Se il lavoro di ottimizzazione viene guidato da questa logica i frutti potranno tardare, ma sono convinto che una volta maturi, consolideranno gli obiettivi di marketing del sito.
Tematizzare una pagina per una singola parola chiave, creare un’infinità di contenuti in ogni variante per andare a coprire qualsiasi ricerca in quel settore è un approccio che ha funzionato e purtroppo continua a funzionare, ma nel breve periodo. Porterà invece risultati precari nel lungo: il sito sarà sempre oggetto di revisioni, di ri-ottimizzazioni multiple, che al posto di migliorare il focus del sito, finiranno per confondere i motori.

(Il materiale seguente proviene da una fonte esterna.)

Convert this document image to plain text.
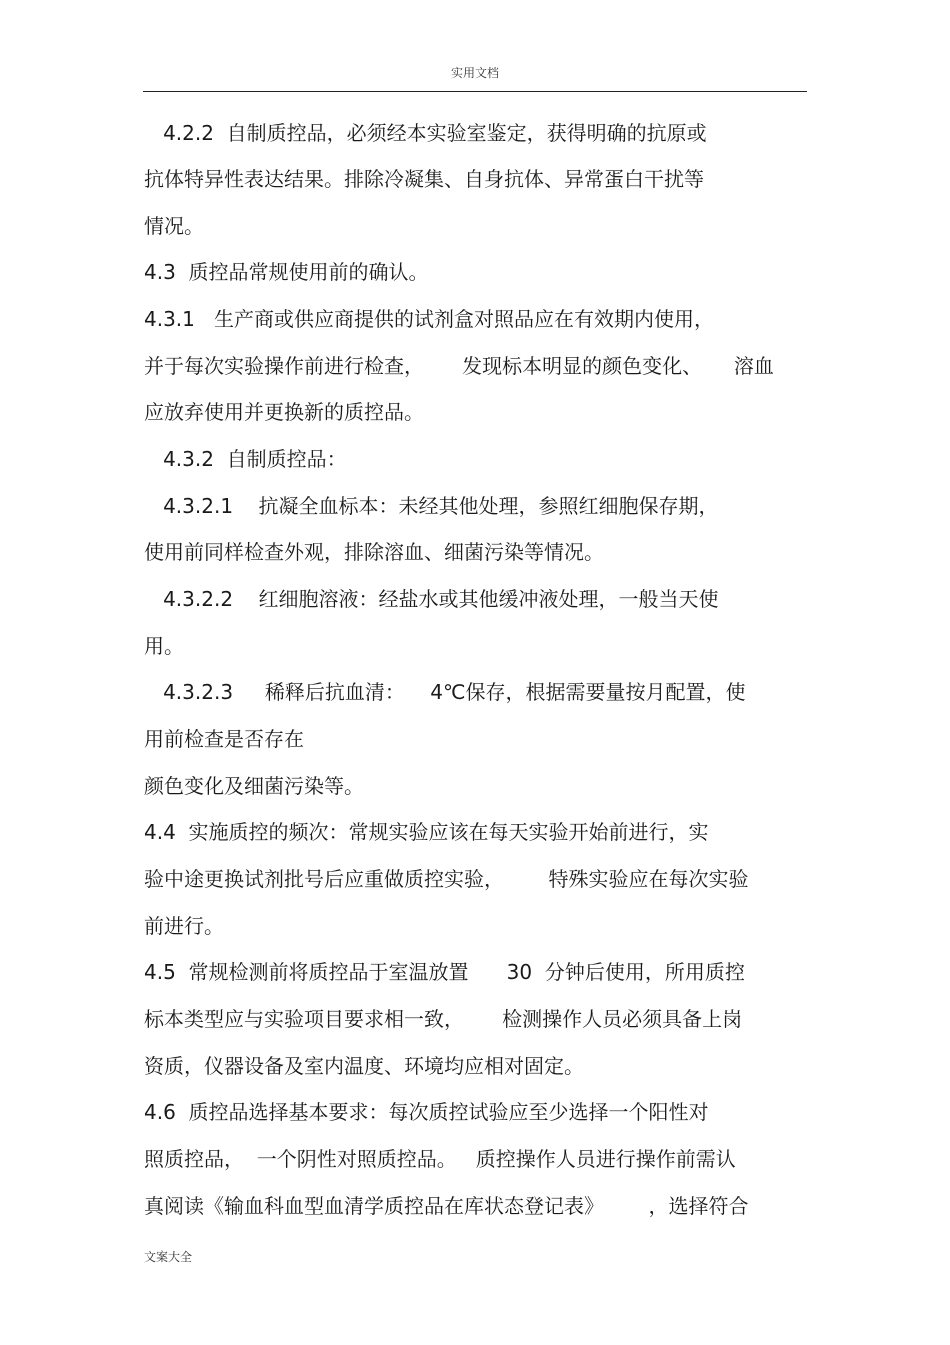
实用文档
4.2.2  自制质控品，必须经本实验室鉴定，获得明确的抗原或
抗体特异性表达结果。排除冷凝集、自身抗体、异常蛋白干扰等
情况。
4.3  质控品常规使用前的确认。
4.3.1   生产商或供应商提供的试剂盒对照品应在有效期内使用，
并于每次实验操作前进行检查，      发现标本明显的颜色变化、     溶血
应放弃使用并更换新的质控品。
4.3.2  自制质控品：
4.3.2.1    抗凝全血标本：未经其他处理，参照红细胞保存期，
使用前同样检查外观，排除溶血、细菌污染等情况。
4.3.2.2    红细胞溶液：经盐水或其他缓冲液处理，一般当天使
用。
4.3.2.3     稀释后抗血清：    4℃保存，根据需要量按月配置，使
用前检查是否存在
颜色变化及细菌污染等。
4.4  实施质控的频次：常规实验应该在每天实验开始前进行，实
验中途更换试剂批号后应重做质控实验，       特殊实验应在每次实验
前进行。
4.5  常规检测前将质控品于室温放置      30  分钟后使用，所用质控
标本类型应与实验项目要求相一致，      检测操作人员必须具备上岗
资质，仪器设备及室内温度、环境均应相对固定。
4.6  质控品选择基本要求：每次质控试验应至少选择一个阳性对
照质控品，  一个阴性对照质控品。   质控操作人员进行操作前需认
真阅读《输血科血型血清学质控品在库状态登记表》       ，选择符合
文案大全
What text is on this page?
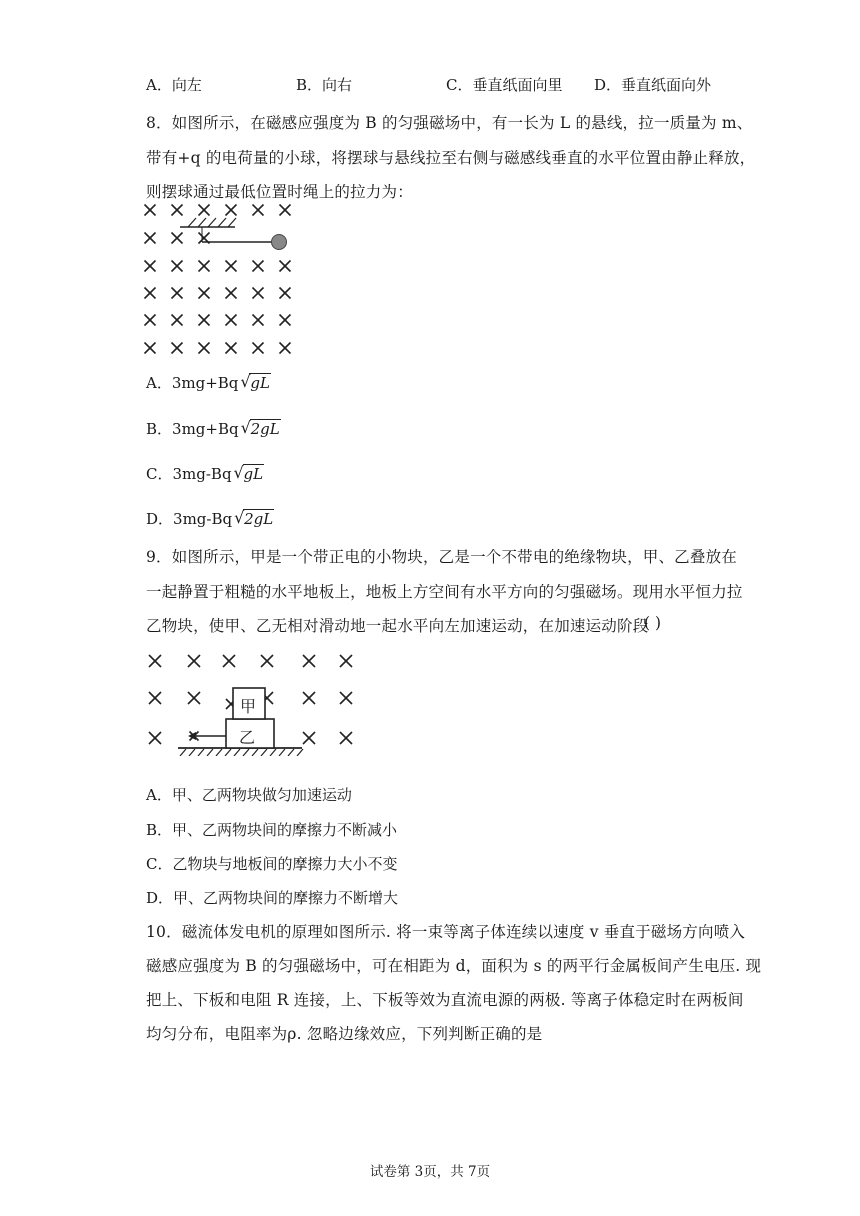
A．向左	B．向右	C．垂直纸面向里 D．垂直纸面向外
8．如图所示，在磁感应强度为 B 的匀强磁场中，有一长为 L 的悬线，拉一质量为 m、
带有+q 的电荷量的小球，将摆球与悬线拉至右侧与磁感线垂直的水平位置由静止释放，
则摆球通过最低位置时绳上的拉力为：
A．3mg+Bq √ gL
B．3mg+Bq √ 2gL
C．3mg-Bq √ gL
D．3mg-Bq √ 2gL
9．如图所示，甲是一个带正电的小物块，乙是一个不带电的绝缘物块，甲、乙叠放在
一起静置于粗糙的水平地板上，地板上方空间有水平方向的匀强磁场。现用水平恒力拉
乙物块，使甲、乙无相对滑动地一起水平向左加速运动，在加速运动阶段
( )
甲
乙
A．甲、乙两物块做匀加速运动
B．甲、乙两物块间的摩擦力不断减小
C．乙物块与地板间的摩擦力大小不变
D．甲、乙两物块间的摩擦力不断增大
10．磁流体发电机的原理如图所示. 将一束等离子体连续以速度 v 垂直于磁场方向喷入
磁感应强度为 B 的匀强磁场中，可在相距为 d，面积为 s 的两平行金属板间产生电压. 现
把上、下板和电阻 R 连接，上、下板等效为直流电源的两极. 等离子体稳定时在两板间
均匀分布，电阻率为ρ. 忽略边缘效应，下列判断正确的是
试卷第 3页，共 7页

Oggi si parla di Semantic Search: per completezza e semplicità utilizziamo la definizione di Wikipedia e cerchiamo di capirne qualcosa in più.
La Semantic Search punta a migliorare l’accuratezza delle ricerche, attraverso la comprensione dell’intento dell’utente e il significato contestuale dei termini che appaiono nell’ambito della ricerca, sia sul Web che all’interno di un sistema chiuso, al fine di generare risultati più rilevanti.
Lungi dal voler approfondire la semantica applicata alle ricerche, quello che si percepisce è l’esigenza di abbracciare un approccio in grado di muoversi verso le intenzioni degli utenti. Intenzioni di ricerca che devono essere contestualizzate, che hanno bisogno di essere collocate in un background in grado di far capire ai motori le motivazioni alla base delle query degli utenti, e dove queste hanno intenzione di spingersi.
Se riusciamo a sposare una visione meno “keyword centrica”, riducendo per esempio la pretesa che una pagina debba “rankare” necessariamente su una keyword per poter dire di aver centrato l’obiettivo e a non pensare alla SEO come una scienza esatta fatta di nessi di causa ed effetto, forse siamo sulla strada giusta. Non si tratta quindi di abbandonare le keywords del tutto perché funzionano ancora, ma di utilizzarle come base per evolvere il sito in qualcosa dalle potenzialità nettamente superiori. É una strada fumosa, fatta di segnali che vengono a stento a galla, di tracce da seguire e di trappole da evitare. Ma è sicuramente la strada verso cui si stanno muovendo e si muoveranno nei prossimi anni tutti i motori di ricerca e che porterà a un evoluzione della SEO, per come la conosciamo.